Collector best practices: where did this telemetry come from?

When I look at my traces, or when I’m frustrated by the quantity of metric events, I want to know how that data got to me. That’s why the first thing I add to any OpenTelemetry Collector configuration is: attribution.

This came up in End User Discussion Group yesterday; two people said they do this too.

Here’s a processor configuration to add an attribute to every trace span, saying what collector it went through:

- context: resource
- set(attributes["collector.collector"], "${COLLECTOR_NAME}")

Then I add that to the pipeline configuration:

receivers: [otlp]
processors: [transform/labelme, batch]
exporters: [otlp]

Next, I often want to know what receiver a metric came from. I can’t graph a metric properly until I know how it was collected. To add attribution for the receiver, I have to break into multiple pipelines, so each can have its own transform processor.

For an example, check this processor configuration at Also available as a gist.

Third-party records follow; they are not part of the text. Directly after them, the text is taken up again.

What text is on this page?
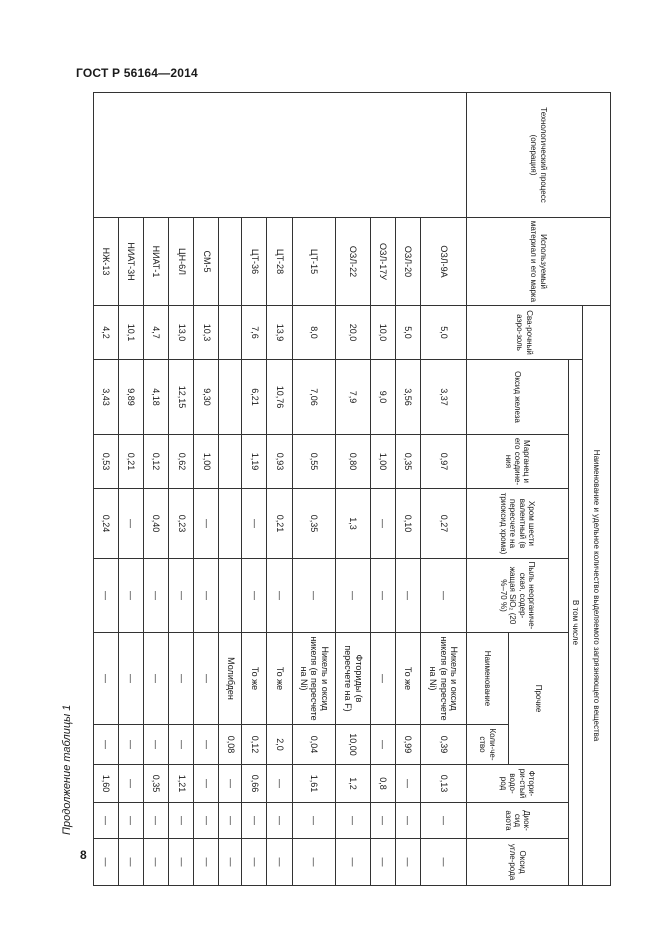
ГОСТ Р 56164—2014
8
Продолжение таблицы 1
Технологический процесс (операция)	Используемый материал и его марка	Наименование и удельное количество выделяемого загрязняющего вещества									
		Сва-рочный аэро-золь	В том числе								
			Оксид железа	Марганец и его соедине-ния	Хром шести валентный (в пересчете на триоксид хрома)	Пыль неорганиче-ская, содер-жащая SiO₂ (20 %–70 %)	Прочие		Фтори-ри-стый водо-род	Диок-сид азота	Оксид угле-рода
							Наименование	Коли-че-ство			
	ОЗЛ-9А	5,0	3,37	0,97	0,27	—	Никель и оксид никеля (в пересчете на Ni)	0,39	0,13	—	—
	ОЗЛ-20	5,0	3,56	0,35	0,10	—	То же	0,99	—	—	—
	ОЗЛ-17У	10,0	9,0	1,00	—	—	—	—	0,8	—	—
	ОЗЛ-22	20,0	7,9	0,80	1,3	—	Фториды (в пересчете на F)	10,00	1,2	—	—
	ЦТ-15	8,0	7,06	0,55	0,35	—	Никель и оксид никеля (в пересчете на Ni)	0,04	1,61	—	—
	ЦТ-28	13,9	10,76	0,93	0,21	—	То же	2,0	—	—	—
	ЦТ-36	7,6	6,21	1,19	—	—	То же	0,12	0,66	—	—
							Молибден	0,08	—	—	—
	СМ-5	10,3	9,30	1,00	—	—	—	—	—	—	—
	ЦН-6Л	13,0	12,15	0,62	0,23	—	—	—	1,21	—	—
	НИАТ-1	4,7	4,18	0,12	0,40	—	—	—	0,35	—	—
	НИАТ-3Н	10,1	9,89	0,21	—	—	—	—	—	—	—
	НЖ-13	4,2	3,43	0,53	0,24	—	—	—	1,60	—	—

Each processor definition looks like this:

- context: resource
- set(attributes["meta.signal_type"], "metrics") where attributes["meta.signal_type"]
== nil
- set(attributes["collector.receiver"], "otlp")
- set(attributes["collector.collector"], "daemonset-opentelemetry-collector")
where attributes["collector.collector"] == nil

Here, I define three attributes: the collector, the receiver, and the signal type. Why the signal type? Because traces get “trace” in this field, logs get “log” in this field automatically, and I want metrics to be consistent with that. The collector lets me make it so.

Creating a pipeline per receiver is repetition; when you add a metrics processor you have to add it in three places (in this example). Dan Nelson uses Helm templates to generate their collector configuration, abstracting over this duplication.